The trail of gorgeous paintings continues inside. The walls are covered with stunning Utah landscapes and portraitures: all compositions by his wife, himself or other famous local artists he ran (sometimes literally—he took up marathon running in his 40s) in circles with over the years. “The paintings outside in the hall are mostly Norma’s, a few are mine. My favorite pieces of hers I keep here,” he points at several pieces in the front room and hall as he walks. They both, he tells us, have works displayed at the University of Utah and Springville Museum of Art.
We sit down to talk. A larger-than life painting of a young Norma stares over Molen’s right shoulder. His muse passed away last year and his grief is still palpable.To the right of Molen, peering over his left shoulder, is a portrait of a moody young man. Steven, he tells us, was their brilliant, gentle boy; he was shot and killed along with his girlfriend by her ex-lover in an Indiana University dorm room. He was 20 and an aspiring writer. “So much potential,” he says turning to look over his shoulder, his voice trailing off.
“Now that painting,” he brightens, “has a remarkable story.

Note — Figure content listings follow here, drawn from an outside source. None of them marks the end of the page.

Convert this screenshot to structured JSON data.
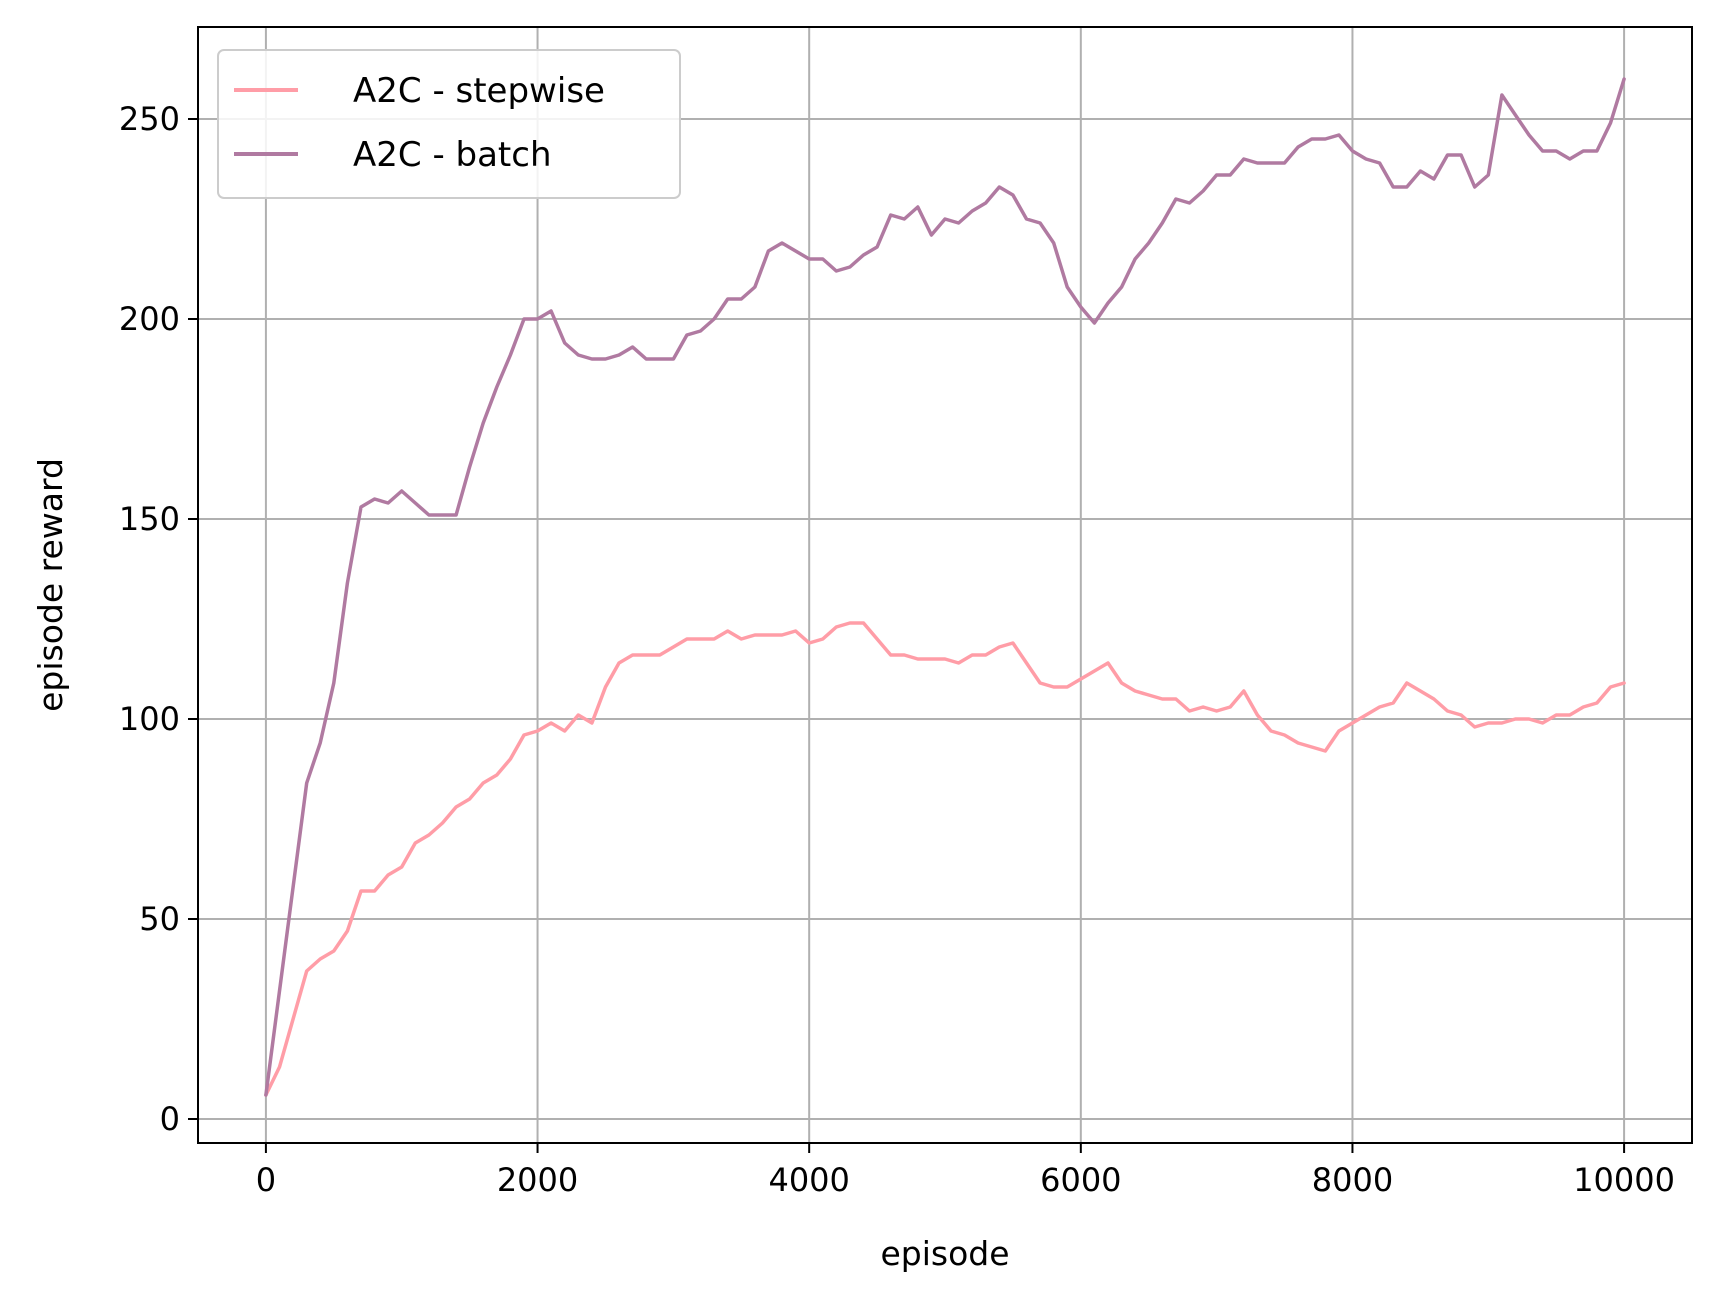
{
  "chart_data": {
    "type": "line",
    "title": "",
    "xlabel": "episode",
    "ylabel": "episode reward",
    "xlim": [
      -500,
      10500
    ],
    "ylim": [
      -6,
      273
    ],
    "xticks": [
      0,
      2000,
      4000,
      6000,
      8000,
      10000
    ],
    "yticks": [
      0,
      50,
      100,
      150,
      200,
      250
    ],
    "grid": true,
    "legend_position": "upper-left",
    "x": [
      0,
      100,
      200,
      300,
      400,
      500,
      600,
      700,
      800,
      900,
      1000,
      1100,
      1200,
      1300,
      1400,
      1500,
      1600,
      1700,
      1800,
      1900,
      2000,
      2100,
      2200,
      2300,
      2400,
      2500,
      2600,
      2700,
      2800,
      2900,
      3000,
      3100,
      3200,
      3300,
      3400,
      3500,
      3600,
      3700,
      3800,
      3900,
      4000,
      4100,
      4200,
      4300,
      4400,
      4500,
      4600,
      4700,
      4800,
      4900,
      5000,
      5100,
      5200,
      5300,
      5400,
      5500,
      5600,
      5700,
      5800,
      5900,
      6000,
      6100,
      6200,
      6300,
      6400,
      6500,
      6600,
      6700,
      6800,
      6900,
      7000,
      7100,
      7200,
      7300,
      7400,
      7500,
      7600,
      7700,
      7800,
      7900,
      8000,
      8100,
      8200,
      8300,
      8400,
      8500,
      8600,
      8700,
      8800,
      8900,
      9000,
      9100,
      9200,
      9300,
      9400,
      9500,
      9600,
      9700,
      9800,
      9900,
      10000
    ],
    "series": [
      {
        "name": "A2C - stepwise",
        "color": "#ff9da7",
        "values": [
          6,
          13,
          25,
          37,
          40,
          42,
          47,
          57,
          57,
          61,
          63,
          69,
          71,
          74,
          78,
          80,
          84,
          86,
          90,
          96,
          97,
          99,
          97,
          101,
          99,
          108,
          114,
          116,
          116,
          116,
          118,
          120,
          120,
          120,
          122,
          120,
          121,
          121,
          121,
          122,
          119,
          120,
          123,
          124,
          124,
          120,
          116,
          116,
          115,
          115,
          115,
          114,
          116,
          116,
          118,
          119,
          114,
          109,
          108,
          108,
          110,
          112,
          114,
          109,
          107,
          106,
          105,
          105,
          102,
          103,
          102,
          103,
          107,
          101,
          97,
          96,
          94,
          93,
          92,
          97,
          99,
          101,
          103,
          104,
          109,
          107,
          105,
          102,
          101,
          98,
          99,
          99,
          100,
          100,
          99,
          101,
          101,
          103,
          104,
          108,
          109
        ]
      },
      {
        "name": "A2C - batch",
        "color": "#b07aa1",
        "values": [
          6,
          32,
          58,
          84,
          94,
          109,
          134,
          153,
          155,
          154,
          157,
          154,
          151,
          151,
          151,
          163,
          174,
          183,
          191,
          200,
          200,
          202,
          194,
          191,
          190,
          190,
          191,
          193,
          190,
          190,
          190,
          196,
          197,
          200,
          205,
          205,
          208,
          217,
          219,
          217,
          215,
          215,
          212,
          213,
          216,
          218,
          226,
          225,
          228,
          221,
          225,
          224,
          227,
          229,
          233,
          231,
          225,
          224,
          219,
          208,
          203,
          199,
          204,
          208,
          215,
          219,
          224,
          230,
          229,
          232,
          236,
          236,
          240,
          239,
          239,
          239,
          243,
          245,
          245,
          246,
          242,
          240,
          239,
          233,
          233,
          237,
          235,
          241,
          241,
          233,
          236,
          256,
          251,
          246,
          242,
          242,
          240,
          242,
          242,
          249,
          260
        ]
      }
    ]
  }
}
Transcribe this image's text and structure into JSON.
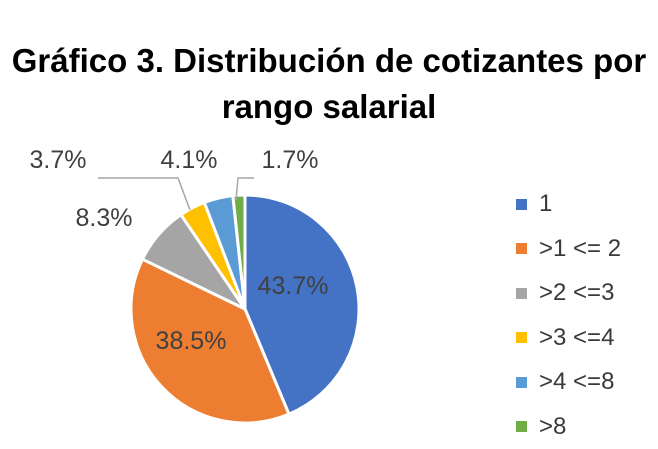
{
  "chart_data": {
    "type": "pie",
    "title": "Gráfico 3. Distribución de cotizantes por rango salarial",
    "title_lines": [
      "Gráfico 3. Distribución de cotizantes por",
      "rango salarial"
    ],
    "categories": [
      "1",
      ">1 <= 2",
      ">2 <=3",
      ">3 <=4",
      ">4 <=8",
      ">8"
    ],
    "values": [
      43.7,
      38.5,
      8.3,
      3.7,
      4.1,
      1.7
    ],
    "value_labels": [
      "43.7%",
      "38.5%",
      "8.3%",
      "3.7%",
      "4.1%",
      "1.7%"
    ],
    "colors": [
      "#4472C4",
      "#ED7D31",
      "#A5A5A5",
      "#FFC000",
      "#5B9BD5",
      "#70AD47"
    ],
    "legend_position": "right"
  }
}
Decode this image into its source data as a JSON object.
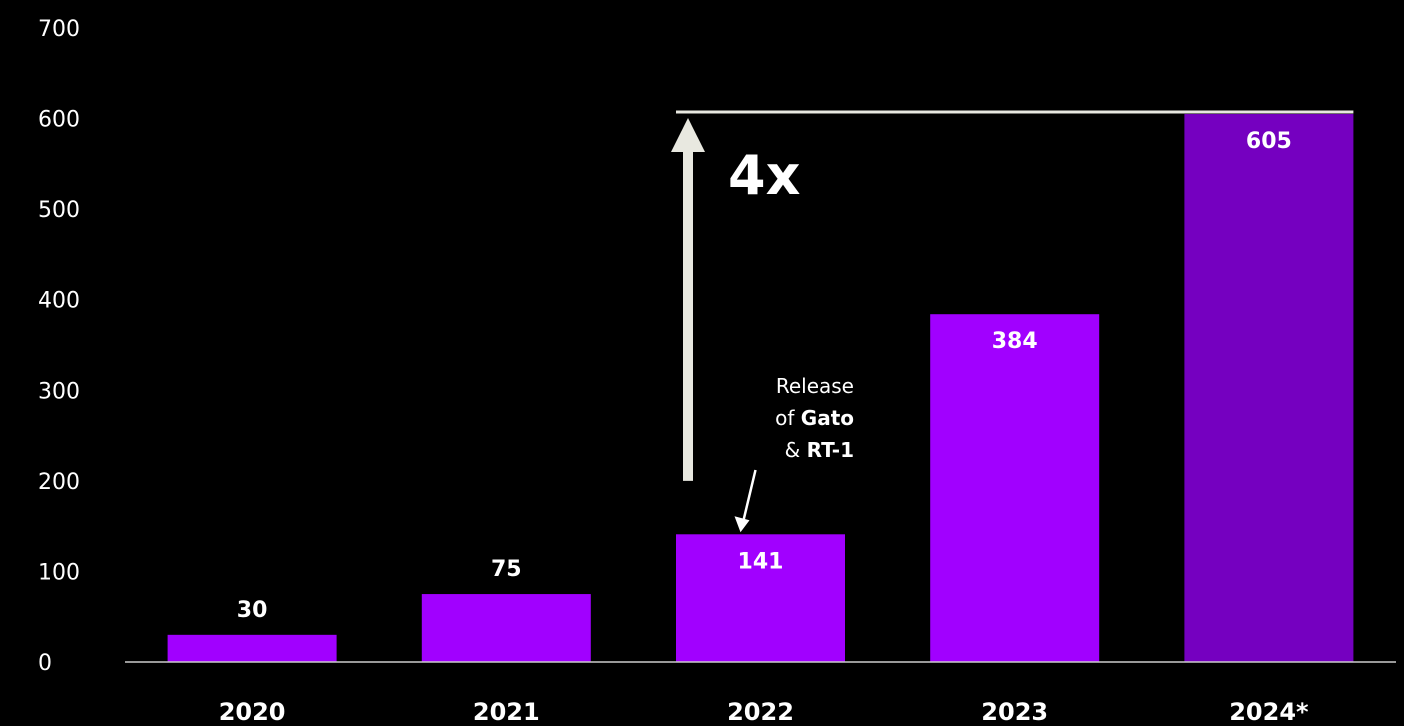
{
  "chart_data": {
    "type": "bar",
    "categories": [
      "2020",
      "2021",
      "2022",
      "2023",
      "2024*"
    ],
    "values": [
      30,
      75,
      141,
      384,
      605
    ],
    "data_labels": [
      "30",
      "75",
      "141",
      "384",
      "605"
    ],
    "ylim": [
      0,
      700
    ],
    "yticks": [
      0,
      100,
      200,
      300,
      400,
      500,
      600,
      700
    ],
    "ytick_labels": [
      "0",
      "100",
      "200",
      "300",
      "400",
      "500",
      "600",
      "700"
    ],
    "grid": false,
    "colors": {
      "bar": "#a100ff",
      "bar_highlight": "#7500c0",
      "axis": "#cccccc",
      "arrow": "#e8e8e0",
      "text": "#ffffff"
    },
    "annotations": {
      "growth_label": "4x",
      "growth_from_value": 141,
      "growth_to_value": 605,
      "note": {
        "line1": "Release",
        "line2_prefix": "of ",
        "line2_bold": "Gato",
        "line3_prefix": "& ",
        "line3_bold": "RT-1",
        "points_to": "2022"
      }
    }
  }
}
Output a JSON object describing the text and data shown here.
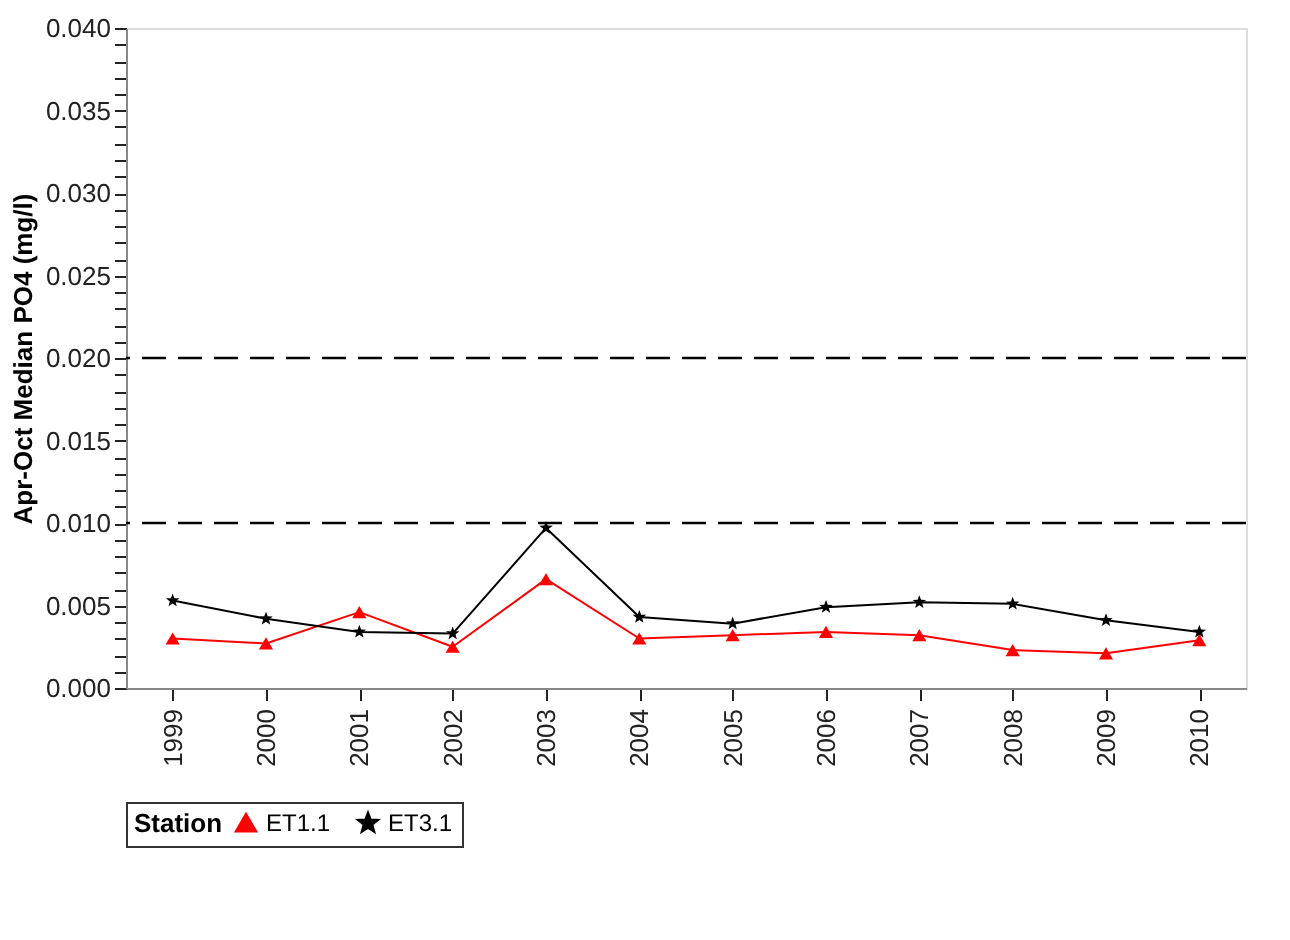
{
  "chart_data": {
    "type": "line",
    "ylabel": "Apr-Oct Median PO4 (mg/l)",
    "legend_title": "Station",
    "legend": "bottom",
    "grid": false,
    "categories": [
      "1999",
      "2000",
      "2001",
      "2002",
      "2003",
      "2004",
      "2005",
      "2006",
      "2007",
      "2008",
      "2009",
      "2010"
    ],
    "series": [
      {
        "name": "ET1.1",
        "color": "#ff0000",
        "marker": "triangle",
        "values": [
          0.003,
          0.0027,
          0.0046,
          0.0025,
          0.0066,
          0.003,
          0.0032,
          0.0034,
          0.0032,
          0.0023,
          0.0021,
          0.0029
        ]
      },
      {
        "name": "ET3.1",
        "color": "#000000",
        "marker": "star",
        "values": [
          0.0053,
          0.0042,
          0.0034,
          0.0033,
          0.0097,
          0.0043,
          0.0039,
          0.0049,
          0.0052,
          0.0051,
          0.0041,
          0.0034
        ]
      }
    ],
    "ylim": [
      0,
      0.04
    ],
    "yticks": [
      {
        "value": 0,
        "label": "0.000"
      },
      {
        "value": 0.001,
        "label": null
      },
      {
        "value": 0.002,
        "label": null
      },
      {
        "value": 0.003,
        "label": null
      },
      {
        "value": 0.004,
        "label": null
      },
      {
        "value": 0.005,
        "label": "0.005"
      },
      {
        "value": 0.006,
        "label": null
      },
      {
        "value": 0.007,
        "label": null
      },
      {
        "value": 0.008,
        "label": null
      },
      {
        "value": 0.009,
        "label": null
      },
      {
        "value": 0.01,
        "label": "0.010"
      },
      {
        "value": 0.011,
        "label": null
      },
      {
        "value": 0.012,
        "label": null
      },
      {
        "value": 0.013,
        "label": null
      },
      {
        "value": 0.014,
        "label": null
      },
      {
        "value": 0.015,
        "label": "0.015"
      },
      {
        "value": 0.016,
        "label": null
      },
      {
        "value": 0.017,
        "label": null
      },
      {
        "value": 0.018,
        "label": null
      },
      {
        "value": 0.019,
        "label": null
      },
      {
        "value": 0.02,
        "label": "0.020"
      },
      {
        "value": 0.021,
        "label": null
      },
      {
        "value": 0.022,
        "label": null
      },
      {
        "value": 0.023,
        "label": null
      },
      {
        "value": 0.024,
        "label": null
      },
      {
        "value": 0.025,
        "label": "0.025"
      },
      {
        "value": 0.026,
        "label": null
      },
      {
        "value": 0.027,
        "label": null
      },
      {
        "value": 0.028,
        "label": null
      },
      {
        "value": 0.029,
        "label": null
      },
      {
        "value": 0.03,
        "label": "0.030"
      },
      {
        "value": 0.031,
        "label": null
      },
      {
        "value": 0.032,
        "label": null
      },
      {
        "value": 0.033,
        "label": null
      },
      {
        "value": 0.034,
        "label": null
      },
      {
        "value": 0.035,
        "label": "0.035"
      },
      {
        "value": 0.036,
        "label": null
      },
      {
        "value": 0.037,
        "label": null
      },
      {
        "value": 0.038,
        "label": null
      },
      {
        "value": 0.039,
        "label": null
      },
      {
        "value": 0.04,
        "label": "0.040"
      }
    ],
    "ref_lines": [
      {
        "axis": "y",
        "value": 0.01,
        "line_style": "dashed",
        "color": "#000000"
      },
      {
        "axis": "y",
        "value": 0.02,
        "line_style": "dashed",
        "color": "#000000"
      }
    ]
  }
}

When Steve was at Roland Hall, he went with a buddy to art class; the art instructor was Randall Lake. Lake just loved the look of his hair—his wild mane—and asked if he could paint him. He never finished it, but after Steven died, he called to ask if we wanted it…you know, what do you say to that?”
Steven’s painting is a tangible presence of another passion Mr. and Mrs. Molen shared: advocacy. Following his death, the Molen’s founded the Gun Rights Prevention Center of Utah. Molen is still active in lobbying local and national politicians. “Never,” Molen says, “is the cause more urgent, more pressing than now.” As Molen continues to talk about his life, it is clear that architecture is just one facet in a divergent set of talents he has proudly cultivated since the day his father drove past Frank Lloyd Wright’s Robie house on the way to church and muttered, “Damn fool architect.”
While he still talks passionately about his work as an architect—particularly his groundbreaking and nationally-acclaimed Westshire subdivision, his residential work in the upper Avenues and his commercial work in Salt Lake City and Park City—Molen is just as interested in talking about his time as a marathon runner, his work as an author (over a dozen published titles), his environmental and gun-control activism and his close-knit family.
“Activism, architecture, art, running, writing,” Molen reflects, “I’ve only ever just followed my passion, and my interests. I’ve never really set out to be something, but to do something. Activism and creativity are, in my mind, almost one and the same: you aren’t satisfied with the world as you find it.”